CSF’s website says it “supports the continued work of the House Climate Solutions Caucus and the creation of the Senate Climate Solutions Caucus.” Its first public event, held in April 2021, was a Zoom discussion with the Senate caucus’ co-chairs, Sens. Chris Coons (D-Del.) and Mike Braun (R-Ind.). Many of the Climate Solutions Caucus’s House members have gotten behind a carbon tax bill called the Energy Innovation and Carbon Dividend Act, which closely mirrors a proposal known as the Baker-Shultz plan that was developed by the Climate Leadership Council, a think tank whose founding members include oil and gas giants like ExxonMobil and ConocoPhillips. The plan, as well as the Energy Innovation and Carbon Dividend Act, would tax companies on their carbon emissions and send the revenues to utility ratepayers in the form of rebates. It was put forward in the House by Climate Solutions Caucus Chair Ted Deutch (D-Fla.), and Coons has put forward a similar bill in the Climate Action Rebate Act, co-sponsored by Sen. Dianne Feinstein (D-Calf.), whose 2019 exchange with young climate activists went viral because of her dismissive attitude. The Energy Innovation and Carbon Dividend Act is so close to the corporate-backed Baker-Shultz plan that it was endorsed by one of its authors, former Reagan administration secretary of state and George W. Bush advisor George Shultz.

Many scientists, activists, and academics believe that carbon pricing is not a suitable response to the impending climate crisis.

“Carbon pricing frames climate change as a market failure rather than as a fundamental system problem,” professors Daniel Rosenbloom, Jochen Markard, Frank W. Geels, and Lea Fuenfschilling wrote in a 2020 article published in the Proceedings of the National Academy of Sciences of the United States of America. “The market failure framing fails to appreciate the broad scope of the climate challenge and the sweep of system elements that must undergo change. And so, the resulting solution orientation is far from sufficient.”

The Indigenous Environmental Network and Climate Justice Alliance wrote in a 2017 pamphlet that beyond being insufficient, carbon pricing plans like those promoted by the Climate Solutions Caucuses have been designed to splinter the public. “Promises of revenue from the schemes are often used to quell resistance from impacted communities who might otherwise organize against corporate abuses,” the groups write. “Carbon tax proposals, like other schemes that promise compensatory revenues, can put impacted communities that are already in difficult situations into impossible ones.”

James Skea, co-chair of the United Nations’ Intergovernmental Panel on Climate Changes Working Group III, said in 2018 that a carbon tax is “‘one among that portfolio of instruments that can be used’ but could not serve as a panacea,” according to a HuffPost report. “There are some areas where carbon pricing may not be the most appropriate approach,” he said, according to the report.
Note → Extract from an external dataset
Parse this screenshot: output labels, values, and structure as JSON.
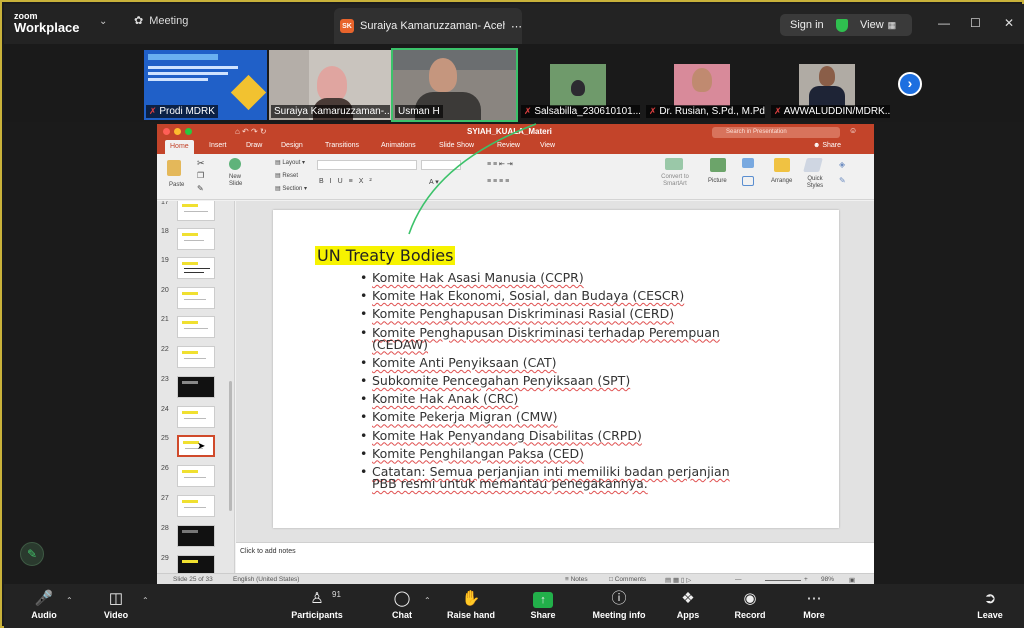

Earlier this year, former ExxonMobil lobbyist Keith McCoy said that his company was only backing carbon pricing because it was a useful talking point. “Nobody is going to propose a tax on all Americans and the cynical side of me says, yeah, we kind of know that but it gives us a talking point that we can say, well what is ExxonMobil for? Well, we’re for a carbon tax,” McCoy said during a staged job interview that was secretly recorded by reporters for Greenpeace UK’s journalism project Unearthed.

Landrieu recently brought a delegation including House Reps. Chrissy Houlahan (D-Pa.) and Andrew Garbarino (R-N.Y.) to Scotland during the United Nations’ climate change conference, according to gift travel documents filed with the House. In addition to attending official proceedings and government receptions, the delegation met with executives from companies including Amazon, Johnson Controls, United Airlines, SAP, Pegasus Capital Advisors, and Microsoft, and they attended a reception held by the utility industry lobbying group Edison Electric Group.

Sludge asked the Climate Solutions Foundation if it accepts funding from the fossil fuel industry and how Landrieu reconciles her fossil fuel company lobbying with the aims of the foundation, but multiple inquiries sent to the group’s press contact, political fundraising consultant Helen Milby, were not returned.